Sindicato dos Jornalistas exige esclarecimento da extinção da programa na Antena 1

03.02.2012 - 17:24 Por Lusa
O Sindicato dos Jornalistas saudou nesta sexta-feira “a posição da redacção da RDP na defesa da independência e prestígio da rádio pública” e seus profissionais, e “exige o cabal esclarecimento da situação que levou à extinção da rubrica ‘Este Tempo’”.
O sindicato considera, num comunicado enviado às redacções, que a extinção do programa e as “graves suspeitas” de “censura” em torno da crónica de Pedro Rosa Mendes impõem a necessidade de o caso ser “cabalmente esclarecido por todos os envolvidos, sem tergiversações nem tibiezas, de forma clara, transparente e definitiva, de modo a não restarem quaisquer dúvidas quanto à conduta dos responsáveis a todos os níveis e, sobretudo, a que o incidente não sirva para municiar os ataques em curso aos serviços públicos de comunicação social”.
O organismo indicou que tem vindo a acompanhar a situação na RDP, que culminou com a demissão em bloco da direcção de informação da RDP na quinta-feira, e considera que “ao lançar a suspeita de retaliação sobre a crónica de Pedro Rosa Mendes, porventura incómoda para o poder e para a administração da RTP, e ao alimentar a hipótese de que a rubrica ‘Este Tempo’ foi extinta pelo eventual desconforto gerado por algumas das suas crónicas, o ‘caso’, que tarda a ser esclarecido, contribui para perpetuar a acusação de instrumentalização da RDP e da RTP ao serviço dos governos e de interesses obscuros”.
O Sindicato dos Jornalistas apela ainda ao Conselho Regulador da Entidade Reguladora para a Comunicação Social (ERC) - onde os vários envolvidos no ‘caso Rosa Mendes’ começaram esta semana a ser ouvidos e onde estará presente no próximo dia 7 jornalista que assinou a crónica polémica - “para que averigúe, com urgência mas com profundidade, o incidente em causa, nos seus contornos, motivações e responsabilidade”.

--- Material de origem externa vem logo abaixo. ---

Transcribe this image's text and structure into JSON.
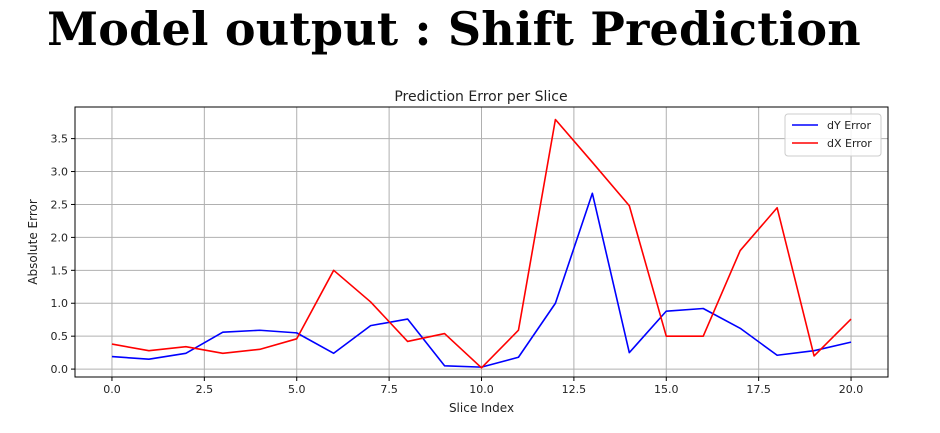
{
  "page": {
    "headline": "Model output : Shift Prediction"
  },
  "chart_data": {
    "type": "line",
    "title": "Prediction Error per Slice",
    "xlabel": "Slice Index",
    "ylabel": "Absolute Error",
    "xlim": [
      -1.0,
      21.0
    ],
    "ylim": [
      -0.12,
      3.98
    ],
    "xticks": [
      0.0,
      2.5,
      5.0,
      7.5,
      10.0,
      12.5,
      15.0,
      17.5,
      20.0
    ],
    "xtick_labels": [
      "0.0",
      "2.5",
      "5.0",
      "7.5",
      "10.0",
      "12.5",
      "15.0",
      "17.5",
      "20.0"
    ],
    "yticks": [
      0.0,
      0.5,
      1.0,
      1.5,
      2.0,
      2.5,
      3.0,
      3.5
    ],
    "ytick_labels": [
      "0.0",
      "0.5",
      "1.0",
      "1.5",
      "2.0",
      "2.5",
      "3.0",
      "3.5"
    ],
    "grid": true,
    "legend_position": "top-right",
    "x": [
      0,
      1,
      2,
      3,
      4,
      5,
      6,
      7,
      8,
      9,
      10,
      11,
      12,
      13,
      14,
      15,
      16,
      17,
      18,
      19,
      20
    ],
    "series": [
      {
        "name": "dY Error",
        "color": "#0000ff",
        "values": [
          0.19,
          0.15,
          0.24,
          0.56,
          0.59,
          0.55,
          0.24,
          0.66,
          0.76,
          0.05,
          0.03,
          0.18,
          1.0,
          2.67,
          0.25,
          0.88,
          0.92,
          0.62,
          0.21,
          0.28,
          0.41
        ]
      },
      {
        "name": "dX Error",
        "color": "#ff0000",
        "values": [
          0.38,
          0.28,
          0.34,
          0.24,
          0.3,
          0.46,
          1.5,
          1.02,
          0.42,
          0.54,
          0.02,
          0.59,
          3.79,
          3.14,
          2.48,
          0.5,
          0.5,
          1.8,
          2.45,
          0.2,
          0.76
        ]
      }
    ]
  }
}
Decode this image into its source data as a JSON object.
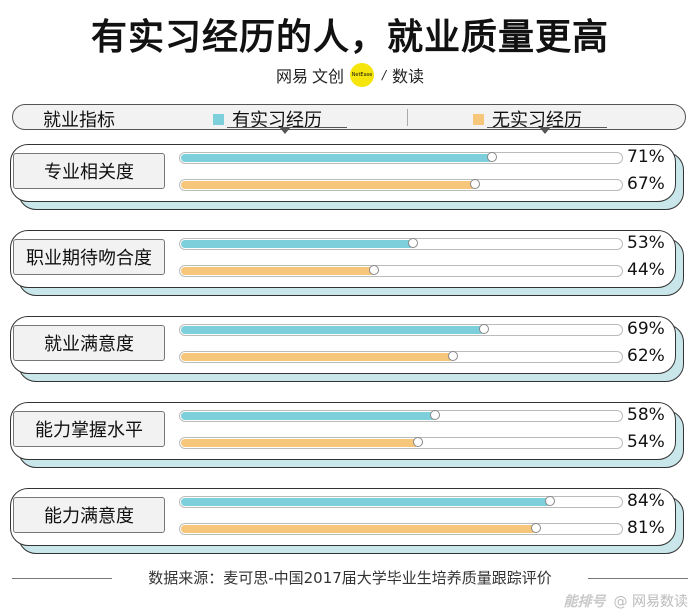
{
  "title": "有实习经历的人，就业质量更高",
  "brand": {
    "name_left": "网易",
    "name_mid": "文创",
    "logo_text": "NetEase",
    "separator": "/",
    "name_right": "数读"
  },
  "legend": {
    "category_header": "就业指标",
    "items": [
      {
        "label": "有实习经历",
        "color": "#7ecfdc"
      },
      {
        "label": "无实习经历",
        "color": "#f6c67b"
      }
    ]
  },
  "chart_data": {
    "type": "bar",
    "orientation": "horizontal",
    "categories": [
      "专业相关度",
      "职业期待吻合度",
      "就业满意度",
      "能力掌握水平",
      "能力满意度"
    ],
    "series": [
      {
        "name": "有实习经历",
        "values": [
          71,
          53,
          69,
          58,
          84
        ],
        "labels": [
          "71%",
          "53%",
          "69%",
          "58%",
          "84%"
        ],
        "color": "#7ecfdc"
      },
      {
        "name": "无实习经历",
        "values": [
          67,
          44,
          62,
          54,
          81
        ],
        "labels": [
          "67%",
          "44%",
          "62%",
          "54%",
          "81%"
        ],
        "color": "#f6c67b"
      }
    ],
    "xlim": [
      0,
      100
    ],
    "unit": "%"
  },
  "footer": {
    "source": "数据来源：麦可思-中国2017届大学毕业生培养质量跟踪评价"
  },
  "watermark": {
    "logo": "能排号",
    "text": "@ 网易数读"
  }
}
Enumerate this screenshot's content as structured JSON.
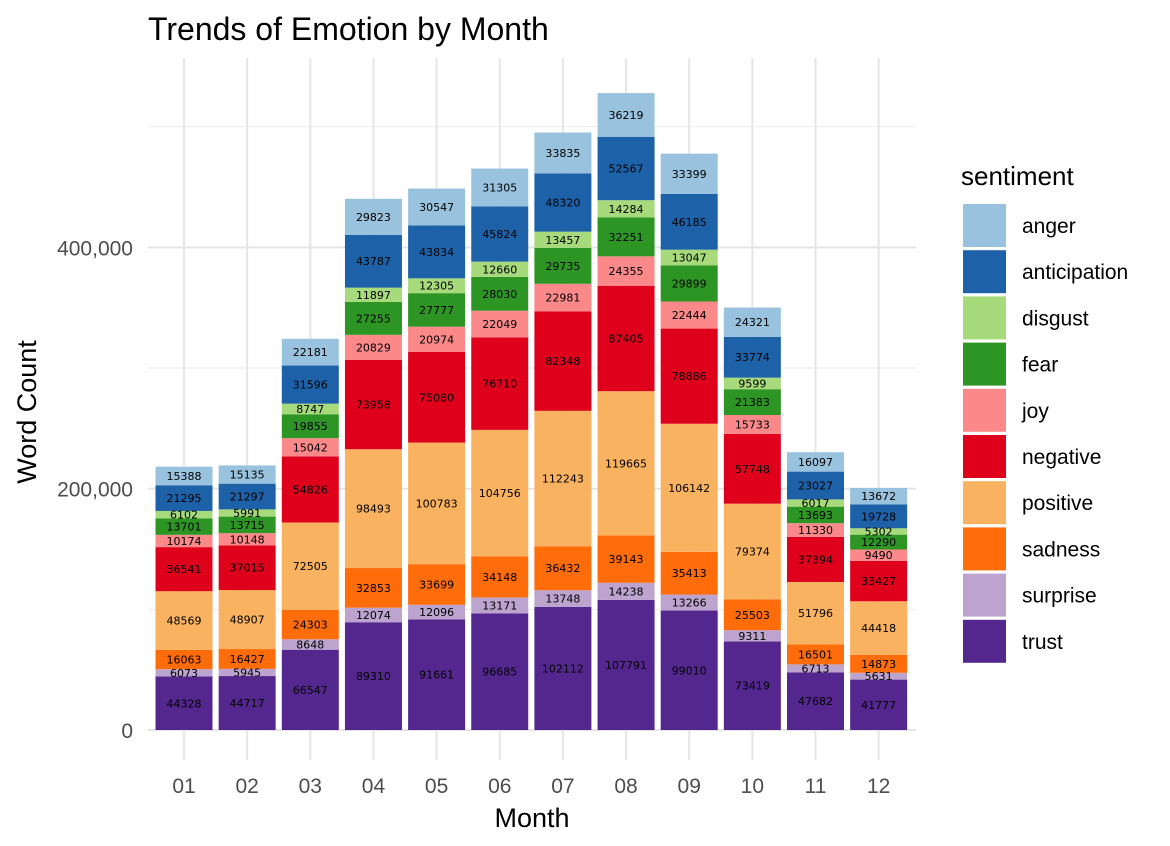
{
  "chart_data": {
    "type": "bar",
    "stacked": true,
    "title": "Trends of Emotion by Month",
    "xlabel": "Month",
    "ylabel": "Word Count",
    "categories": [
      "01",
      "02",
      "03",
      "04",
      "05",
      "06",
      "07",
      "08",
      "09",
      "10",
      "11",
      "12"
    ],
    "ylim": [
      0,
      560000
    ],
    "yticks": [
      0,
      200000,
      400000
    ],
    "ytick_labels": [
      "0",
      "200,000",
      "400,000"
    ],
    "grid": true,
    "legend": {
      "title": "sentiment",
      "position": "right"
    },
    "series": [
      {
        "name": "trust",
        "color": "#54278F",
        "values": [
          44328,
          44717,
          66547,
          89310,
          91661,
          96685,
          102112,
          107791,
          99010,
          73419,
          47682,
          41777
        ]
      },
      {
        "name": "surprise",
        "color": "#BCA4CF",
        "values": [
          6073,
          5945,
          8648,
          12074,
          12096,
          13171,
          13748,
          14238,
          13266,
          9311,
          6713,
          5631
        ]
      },
      {
        "name": "sadness",
        "color": "#FF6C0A",
        "values": [
          16063,
          16427,
          24303,
          32853,
          33699,
          34148,
          36432,
          39143,
          35413,
          25503,
          16501,
          14873
        ]
      },
      {
        "name": "positive",
        "color": "#F9B25F",
        "values": [
          48569,
          48907,
          72505,
          98493,
          100783,
          104756,
          112243,
          119665,
          106142,
          79374,
          51796,
          44418
        ]
      },
      {
        "name": "negative",
        "color": "#DF001C",
        "values": [
          36541,
          37015,
          54826,
          73958,
          75080,
          76710,
          82348,
          87405,
          78886,
          57748,
          37394,
          33427
        ]
      },
      {
        "name": "joy",
        "color": "#FB898A",
        "values": [
          10174,
          10148,
          15042,
          20829,
          20974,
          22049,
          22981,
          24355,
          22444,
          15733,
          11330,
          9490
        ]
      },
      {
        "name": "fear",
        "color": "#2C9523",
        "values": [
          13701,
          13715,
          19855,
          27255,
          27777,
          28030,
          29735,
          32251,
          29899,
          21383,
          13693,
          12290
        ]
      },
      {
        "name": "disgust",
        "color": "#A7DA7B",
        "values": [
          6102,
          5991,
          8747,
          11897,
          12305,
          12660,
          13457,
          14284,
          13047,
          9599,
          6017,
          5302
        ]
      },
      {
        "name": "anticipation",
        "color": "#1D62A9",
        "values": [
          21295,
          21297,
          31596,
          43787,
          43834,
          45824,
          48320,
          52567,
          46185,
          33774,
          23027,
          19728
        ]
      },
      {
        "name": "anger",
        "color": "#98C2DD",
        "values": [
          15388,
          15135,
          22181,
          29823,
          30547,
          31305,
          33835,
          36219,
          33399,
          24321,
          16097,
          13672
        ]
      }
    ],
    "legend_order": [
      "anger",
      "anticipation",
      "disgust",
      "fear",
      "joy",
      "negative",
      "positive",
      "sadness",
      "surprise",
      "trust"
    ]
  }
}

“Dada a extrema gravidade e o contexto em que ocorre, o caso deve ser cabalmente esclarecido por todos os envolvidos, sem tergiversações nem tibiezas, de forma clara, transparente e definitiva, de modo a não restarem quaisquer dúvidas quanto à conduta dos responsáveis a todos os níveis e, sobretudo, a que o incidente não sirva para municiar os ataques em curso aos serviços públicos de comunicação social”, afirma em comunicado a direcção do sindicato.